Eile mit Weile: Mit einer wie immer markigen Headline („Stotterstart für Paydirekt“, 16.8.15) berichtet  das Handelsblatt ein wenig über das langsame Anlaufen des von allen deutschen Bankengruppen beförderten Online-Bezahldienstes Paydirekt. Besonders viel erfährt man darüber allerdings nicht. Denn offenbar dient er nur dazu, die Sparkassen-Organisation ein wenig durch den Kakao zu ziehen…

Zum Hintergrund: Mit dem neuen Bezahldienst sollen Kunden – ähnlich wie mit dem amerikanischen Paypal oder der dem im bayrischen Gauting ansässigen Dienst Sofortüberweisung – in Online-Shops sicher bezahlen können. Im Unterschied zu Paypal soll der Kauf, soweit das bisher ersichtlich ist, direkt über das Konto des Kunden bei seiner Bank abgewickelt werden. Dass dieser neue Dienst tatsächlich von den Verbänden aller drei Säulen des deutschen Bankensystems – öffentliche, genossenschaftliche und private Banken – befördert wird, ist an sich schon bemerkenswert. Wie man bereits Ende Mai u.a. bei WELT-Online („Der verzweifelte Kampf ums digitale Geld“, 31.5.15.) lesen konnte, waren zunächst die Genossenschaftsbanken und die Privatbanken an Bord. Im April diesen Jahres stießen dann auch die Sparkassen dazu.

Darum geht es:

Das Ziel war auch zügig definiert: Im November soll das Onlinezahlverfahren der deutschen Kreditwirtschaft starten. Zum Weihnachtsgeschäft 2015 sollten e-commerce-Kunden bereits über diesen Dienst bezahlen können. Natürlich noch nicht bei allen. Denn für jeden Online-Händler bedeutet die Hinzunahme von Paydirekt erstmal Aufwand – den man, wie u.a. in der Wirtschaftswoche („Paydirekt: Händler lehnen Online-Zahlsystem deutscher Banken ab“, 13.8.15) wenigstens zum Weihnachtsgeschäft ungern leisten wird.

Umgekehrt können – so witzelt das Handelsblatt ein wenig träge –  aber zunächst könnten gar nicht alle Kunden der Sparkassen den neuen Dienst nutzen.

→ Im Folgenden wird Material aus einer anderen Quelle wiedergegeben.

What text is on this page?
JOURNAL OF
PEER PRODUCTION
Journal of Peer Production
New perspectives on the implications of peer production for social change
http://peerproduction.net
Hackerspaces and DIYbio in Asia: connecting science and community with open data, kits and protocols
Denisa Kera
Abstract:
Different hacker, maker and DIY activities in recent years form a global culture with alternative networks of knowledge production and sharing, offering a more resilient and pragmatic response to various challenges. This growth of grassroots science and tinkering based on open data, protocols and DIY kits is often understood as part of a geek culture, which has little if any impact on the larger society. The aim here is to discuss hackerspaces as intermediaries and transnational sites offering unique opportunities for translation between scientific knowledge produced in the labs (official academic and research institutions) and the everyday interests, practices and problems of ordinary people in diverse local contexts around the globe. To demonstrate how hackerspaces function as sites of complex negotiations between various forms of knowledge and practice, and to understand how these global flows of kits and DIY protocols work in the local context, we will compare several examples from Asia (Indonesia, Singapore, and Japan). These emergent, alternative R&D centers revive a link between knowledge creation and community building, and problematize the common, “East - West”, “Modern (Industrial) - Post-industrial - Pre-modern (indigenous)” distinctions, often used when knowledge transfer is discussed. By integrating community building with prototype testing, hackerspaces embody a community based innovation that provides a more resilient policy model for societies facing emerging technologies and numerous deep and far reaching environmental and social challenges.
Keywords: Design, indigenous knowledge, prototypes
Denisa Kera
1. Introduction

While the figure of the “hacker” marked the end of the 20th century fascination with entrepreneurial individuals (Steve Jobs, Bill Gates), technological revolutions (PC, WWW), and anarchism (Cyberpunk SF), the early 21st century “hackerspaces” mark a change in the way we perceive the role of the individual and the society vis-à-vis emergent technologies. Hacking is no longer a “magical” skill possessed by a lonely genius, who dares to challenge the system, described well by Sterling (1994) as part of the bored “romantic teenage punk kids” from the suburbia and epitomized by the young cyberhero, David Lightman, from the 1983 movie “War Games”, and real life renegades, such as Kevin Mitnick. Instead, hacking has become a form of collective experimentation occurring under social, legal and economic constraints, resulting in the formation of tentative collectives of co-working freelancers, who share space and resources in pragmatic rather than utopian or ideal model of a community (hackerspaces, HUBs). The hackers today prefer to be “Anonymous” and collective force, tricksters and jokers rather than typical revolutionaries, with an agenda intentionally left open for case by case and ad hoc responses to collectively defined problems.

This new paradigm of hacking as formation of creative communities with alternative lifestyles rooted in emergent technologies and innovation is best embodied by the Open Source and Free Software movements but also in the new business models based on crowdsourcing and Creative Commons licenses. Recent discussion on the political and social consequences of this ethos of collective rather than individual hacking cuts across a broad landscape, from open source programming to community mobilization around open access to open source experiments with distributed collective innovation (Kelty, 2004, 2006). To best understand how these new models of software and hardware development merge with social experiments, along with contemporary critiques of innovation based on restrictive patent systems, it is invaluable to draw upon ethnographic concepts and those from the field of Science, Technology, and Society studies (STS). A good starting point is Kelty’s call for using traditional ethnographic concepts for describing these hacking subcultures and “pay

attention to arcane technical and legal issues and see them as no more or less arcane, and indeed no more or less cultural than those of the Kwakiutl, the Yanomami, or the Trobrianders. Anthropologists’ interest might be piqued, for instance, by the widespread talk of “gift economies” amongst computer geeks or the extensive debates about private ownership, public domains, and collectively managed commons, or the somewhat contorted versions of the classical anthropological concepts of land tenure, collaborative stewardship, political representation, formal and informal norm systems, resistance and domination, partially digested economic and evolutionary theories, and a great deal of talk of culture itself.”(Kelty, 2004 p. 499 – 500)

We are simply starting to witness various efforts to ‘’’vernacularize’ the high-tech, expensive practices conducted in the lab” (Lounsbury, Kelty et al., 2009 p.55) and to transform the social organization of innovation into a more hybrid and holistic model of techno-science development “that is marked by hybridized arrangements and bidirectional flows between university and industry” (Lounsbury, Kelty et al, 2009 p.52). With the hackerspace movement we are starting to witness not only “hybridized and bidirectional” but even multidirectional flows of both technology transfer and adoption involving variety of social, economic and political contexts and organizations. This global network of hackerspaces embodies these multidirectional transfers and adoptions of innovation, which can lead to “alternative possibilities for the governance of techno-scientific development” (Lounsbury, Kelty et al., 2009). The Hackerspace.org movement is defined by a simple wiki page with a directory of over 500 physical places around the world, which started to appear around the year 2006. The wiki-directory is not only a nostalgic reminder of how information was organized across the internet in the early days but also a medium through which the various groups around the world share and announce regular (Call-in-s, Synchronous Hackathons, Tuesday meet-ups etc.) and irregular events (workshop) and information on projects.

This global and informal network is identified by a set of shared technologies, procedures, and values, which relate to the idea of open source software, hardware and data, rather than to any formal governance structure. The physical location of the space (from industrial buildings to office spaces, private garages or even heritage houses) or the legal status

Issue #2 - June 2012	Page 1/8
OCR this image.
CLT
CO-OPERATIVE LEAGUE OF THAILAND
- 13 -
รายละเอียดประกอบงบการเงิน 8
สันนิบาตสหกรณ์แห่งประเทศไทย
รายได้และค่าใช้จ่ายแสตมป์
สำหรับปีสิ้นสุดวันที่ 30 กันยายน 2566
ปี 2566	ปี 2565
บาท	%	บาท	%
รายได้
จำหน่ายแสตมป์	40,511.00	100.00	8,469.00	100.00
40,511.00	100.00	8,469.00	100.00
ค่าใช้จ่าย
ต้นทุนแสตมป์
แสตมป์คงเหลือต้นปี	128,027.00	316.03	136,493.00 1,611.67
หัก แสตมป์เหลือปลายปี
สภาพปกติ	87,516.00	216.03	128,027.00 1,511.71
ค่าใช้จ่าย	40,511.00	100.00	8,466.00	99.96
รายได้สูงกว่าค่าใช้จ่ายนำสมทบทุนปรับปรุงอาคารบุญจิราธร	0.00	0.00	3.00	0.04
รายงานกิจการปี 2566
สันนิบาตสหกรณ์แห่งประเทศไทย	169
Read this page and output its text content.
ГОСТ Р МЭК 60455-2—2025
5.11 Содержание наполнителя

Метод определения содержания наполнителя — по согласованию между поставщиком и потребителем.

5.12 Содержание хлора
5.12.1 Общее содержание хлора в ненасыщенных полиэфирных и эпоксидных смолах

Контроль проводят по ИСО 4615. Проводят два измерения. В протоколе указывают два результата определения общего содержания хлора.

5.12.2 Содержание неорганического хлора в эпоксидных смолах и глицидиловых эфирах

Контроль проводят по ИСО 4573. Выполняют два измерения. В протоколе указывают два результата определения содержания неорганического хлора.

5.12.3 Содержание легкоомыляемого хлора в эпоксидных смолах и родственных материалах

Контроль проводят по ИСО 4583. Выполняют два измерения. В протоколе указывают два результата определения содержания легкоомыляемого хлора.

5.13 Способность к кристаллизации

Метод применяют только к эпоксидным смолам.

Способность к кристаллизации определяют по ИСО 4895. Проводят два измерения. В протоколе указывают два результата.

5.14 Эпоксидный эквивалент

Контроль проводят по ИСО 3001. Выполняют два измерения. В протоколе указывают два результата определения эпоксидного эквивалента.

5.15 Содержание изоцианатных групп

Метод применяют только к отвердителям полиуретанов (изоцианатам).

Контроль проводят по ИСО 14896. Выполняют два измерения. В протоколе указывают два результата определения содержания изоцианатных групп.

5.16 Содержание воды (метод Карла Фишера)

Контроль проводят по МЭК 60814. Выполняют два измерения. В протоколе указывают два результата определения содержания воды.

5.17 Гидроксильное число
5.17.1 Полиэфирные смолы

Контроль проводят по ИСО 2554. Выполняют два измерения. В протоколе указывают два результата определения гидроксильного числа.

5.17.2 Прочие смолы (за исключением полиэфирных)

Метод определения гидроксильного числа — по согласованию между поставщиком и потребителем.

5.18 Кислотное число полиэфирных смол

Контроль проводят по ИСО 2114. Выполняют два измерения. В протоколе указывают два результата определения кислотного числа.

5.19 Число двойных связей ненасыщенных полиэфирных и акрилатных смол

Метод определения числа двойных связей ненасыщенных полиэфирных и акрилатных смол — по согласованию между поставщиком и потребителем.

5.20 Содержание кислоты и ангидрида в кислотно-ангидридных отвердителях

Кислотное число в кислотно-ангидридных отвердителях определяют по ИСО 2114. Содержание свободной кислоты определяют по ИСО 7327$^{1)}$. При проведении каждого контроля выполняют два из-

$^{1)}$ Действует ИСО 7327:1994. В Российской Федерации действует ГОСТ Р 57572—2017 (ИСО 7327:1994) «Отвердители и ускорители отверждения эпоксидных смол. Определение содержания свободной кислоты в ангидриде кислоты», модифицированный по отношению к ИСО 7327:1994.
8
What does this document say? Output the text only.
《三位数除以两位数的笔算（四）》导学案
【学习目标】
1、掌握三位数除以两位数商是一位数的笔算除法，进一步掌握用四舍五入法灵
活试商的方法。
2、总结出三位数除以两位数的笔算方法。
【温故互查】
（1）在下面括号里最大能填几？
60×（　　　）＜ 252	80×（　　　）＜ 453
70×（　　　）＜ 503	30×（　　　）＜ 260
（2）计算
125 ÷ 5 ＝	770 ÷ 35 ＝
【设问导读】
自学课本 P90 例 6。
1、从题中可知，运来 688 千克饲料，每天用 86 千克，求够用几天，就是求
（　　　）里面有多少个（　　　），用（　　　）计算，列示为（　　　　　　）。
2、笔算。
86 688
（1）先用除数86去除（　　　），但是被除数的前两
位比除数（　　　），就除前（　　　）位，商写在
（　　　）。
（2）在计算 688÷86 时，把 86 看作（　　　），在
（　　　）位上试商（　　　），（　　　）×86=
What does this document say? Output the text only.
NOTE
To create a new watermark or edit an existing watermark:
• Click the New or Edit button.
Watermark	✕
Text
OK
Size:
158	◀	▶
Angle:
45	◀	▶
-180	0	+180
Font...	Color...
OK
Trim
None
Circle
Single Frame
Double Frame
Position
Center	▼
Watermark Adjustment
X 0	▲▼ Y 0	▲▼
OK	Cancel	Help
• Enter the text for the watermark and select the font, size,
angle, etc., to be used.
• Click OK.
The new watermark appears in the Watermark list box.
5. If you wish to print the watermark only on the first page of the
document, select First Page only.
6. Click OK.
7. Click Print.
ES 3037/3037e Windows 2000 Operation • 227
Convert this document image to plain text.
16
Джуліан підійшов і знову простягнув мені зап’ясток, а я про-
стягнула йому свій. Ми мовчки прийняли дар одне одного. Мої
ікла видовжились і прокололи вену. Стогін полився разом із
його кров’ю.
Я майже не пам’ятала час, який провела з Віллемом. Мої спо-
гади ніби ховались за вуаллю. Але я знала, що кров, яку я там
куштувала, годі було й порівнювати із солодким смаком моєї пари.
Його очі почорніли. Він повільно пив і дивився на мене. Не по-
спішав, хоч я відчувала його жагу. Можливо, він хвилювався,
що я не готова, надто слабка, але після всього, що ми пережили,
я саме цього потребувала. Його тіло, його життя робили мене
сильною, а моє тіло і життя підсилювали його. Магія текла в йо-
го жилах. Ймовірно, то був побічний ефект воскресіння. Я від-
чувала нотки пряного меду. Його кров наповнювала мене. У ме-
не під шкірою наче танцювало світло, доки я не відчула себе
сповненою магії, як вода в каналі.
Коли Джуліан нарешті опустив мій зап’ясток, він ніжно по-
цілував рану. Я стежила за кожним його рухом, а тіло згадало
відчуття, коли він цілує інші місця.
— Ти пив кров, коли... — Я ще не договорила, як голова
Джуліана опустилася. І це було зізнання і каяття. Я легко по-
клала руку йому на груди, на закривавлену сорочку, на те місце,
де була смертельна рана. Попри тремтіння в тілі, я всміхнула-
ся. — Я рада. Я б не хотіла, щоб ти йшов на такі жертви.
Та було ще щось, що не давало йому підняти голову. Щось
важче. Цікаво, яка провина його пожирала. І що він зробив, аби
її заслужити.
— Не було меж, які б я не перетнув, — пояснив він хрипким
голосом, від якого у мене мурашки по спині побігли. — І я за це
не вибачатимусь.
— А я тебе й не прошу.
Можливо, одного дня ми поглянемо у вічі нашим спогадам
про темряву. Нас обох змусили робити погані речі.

Und das liege nun wieder daran, dass es zunächst eine Testphase mit einigen Pilot-Sparkassen geben wird. Deshalb werden ab November zunächst auch nur die Kunden dieser Pilot-Häuser in den Genuss von e-commerce-Zahlungen per paydirekt kommen. Nach Abschluss der Testphase werden dann die anderen Sparkassen nachziehen und Paydirekt in der Fläche für Sparkassen-Kunden verfügbar sein.

10 Jahre sind eine kurze lange Zeit: Wie das alles losging

Nun könnte man wohl sagen, dass die deutschen Banken alle zusammen mit dem Ansatz eines deutschen online-Bezahlverfahrens ein wenig lange gewartet haben. Denn immerhin gibt es Anbieter wie Paypal in Deutschland schon seit 2004. Damals – als der „e-commerce“ in Deutschland noch „Neuland“ war, eröffneten die Amerikaner deutschen Online-Käufern die Möglichkeit, ihre Käufe bei englischen oder amerikanischen Online-Shops per Kreditkarte zu bezahlen. Was die Sache damals in der Tat leichter machte. In Deutschland etwas Online zu kaufen war damals mangels Angebot schwierig.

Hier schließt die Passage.